Эти фантазии развлекали ее следующие несколько дней пути. Дороги были совсем разбитыми, и пассажиров дилижанса трясло так, словно их били судороги. Внутри стоял крепкий запах немытых тел. Мэри попробовала отключить все свои ощущения и дышать через рот. Ей грезились дома с высокими колоннами, а за окном простирались покрытые грязью и льдом поля. На третий день Мэри увидела на вершине холма виселицу с болтавшейся на ней железной клеткой и обгорелым трупом и жадно впилась в нее глазами. Интересно, где было его лицо, подумала она.
Каждый день она с нетерпением ждала потепления.
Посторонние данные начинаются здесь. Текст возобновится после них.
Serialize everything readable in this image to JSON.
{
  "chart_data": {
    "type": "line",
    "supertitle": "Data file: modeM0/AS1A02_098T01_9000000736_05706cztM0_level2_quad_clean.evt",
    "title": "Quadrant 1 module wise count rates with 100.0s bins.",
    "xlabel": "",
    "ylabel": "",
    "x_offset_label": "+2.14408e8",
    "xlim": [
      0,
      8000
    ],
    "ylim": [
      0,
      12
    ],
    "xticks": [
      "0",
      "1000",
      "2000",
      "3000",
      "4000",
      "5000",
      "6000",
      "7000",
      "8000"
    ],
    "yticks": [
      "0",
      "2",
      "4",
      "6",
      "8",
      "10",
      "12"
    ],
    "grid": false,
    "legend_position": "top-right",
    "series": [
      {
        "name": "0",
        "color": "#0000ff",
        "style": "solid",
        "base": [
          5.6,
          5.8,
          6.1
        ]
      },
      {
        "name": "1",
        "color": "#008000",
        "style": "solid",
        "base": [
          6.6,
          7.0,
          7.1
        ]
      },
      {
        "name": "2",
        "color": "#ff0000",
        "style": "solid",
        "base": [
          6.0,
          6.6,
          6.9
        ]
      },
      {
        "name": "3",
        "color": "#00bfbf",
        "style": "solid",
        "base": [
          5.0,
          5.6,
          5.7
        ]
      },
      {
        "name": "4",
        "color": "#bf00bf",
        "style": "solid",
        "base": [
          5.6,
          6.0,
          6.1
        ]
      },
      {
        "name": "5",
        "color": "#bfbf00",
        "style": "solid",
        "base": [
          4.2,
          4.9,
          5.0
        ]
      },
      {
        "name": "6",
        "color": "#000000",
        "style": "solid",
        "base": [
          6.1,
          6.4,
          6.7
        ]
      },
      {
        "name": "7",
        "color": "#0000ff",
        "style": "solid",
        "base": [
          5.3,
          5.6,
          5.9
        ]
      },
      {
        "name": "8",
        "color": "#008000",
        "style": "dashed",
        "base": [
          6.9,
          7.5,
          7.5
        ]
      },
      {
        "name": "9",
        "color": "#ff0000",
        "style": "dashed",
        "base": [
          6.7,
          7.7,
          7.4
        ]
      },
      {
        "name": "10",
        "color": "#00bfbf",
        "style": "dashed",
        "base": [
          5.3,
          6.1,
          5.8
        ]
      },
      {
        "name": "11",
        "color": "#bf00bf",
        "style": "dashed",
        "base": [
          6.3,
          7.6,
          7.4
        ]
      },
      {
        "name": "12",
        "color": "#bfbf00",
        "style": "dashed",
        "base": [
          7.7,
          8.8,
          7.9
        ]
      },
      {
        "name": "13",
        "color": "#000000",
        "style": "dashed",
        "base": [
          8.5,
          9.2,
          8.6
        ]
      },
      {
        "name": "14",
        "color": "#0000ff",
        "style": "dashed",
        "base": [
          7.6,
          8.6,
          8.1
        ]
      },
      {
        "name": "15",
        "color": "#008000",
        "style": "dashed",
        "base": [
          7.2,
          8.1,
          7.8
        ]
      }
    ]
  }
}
У пассажиров не было другой темы для разговора. Однако мороз и не думал сдаваться. Никогда в жизни Мэри не было так холодно, как сейчас. Раньше поблизости всегда был какой-нибудь источник тепла: очаг в таверне, кружка горячего негуса, на худой конец горсть жареных каштанов. Но карета, словно корова, плелась сквозь голые поля, и ей было негде укрыться от холода и ветров. Мэри не могла пройтись и размять ноги; оставалось только сидеть на месте и мерзнуть. Ноги онемели от самых кончиков пальцев и выше, и ей казалось, что их нет вообще и что, если она поднимет юбки, там окажется пустота.
Ей вспомнилась одна странная вещь. Когда Мэри была маленькой, одна зима тоже выдалась на редкость суровой. Мать нагревала на углях камень, заворачивала его в тряпку и клала ей в постель. Как-то раз Мэри зажала камень между ляжками, и через пару мгновений необыкновенное удовольствие начало наполнять ее тело, как будто в котел наливалась вода, а в нем плескалась маленькая рыбка. Должно быть, она пискнула или как-то зашумела, потому что мать спросила, что она там делает. «Ничего», — ответила Мэри и спихнула камень вниз, в ноги.
Иногда им навстречу попадались другие кареты. Они пролетали мимо, и Мэри с завистью провожала их глазами.
— Хорошо тем, кто может менять лошадей каждые шестьдесят миль, — мрачно заметил один из плотников.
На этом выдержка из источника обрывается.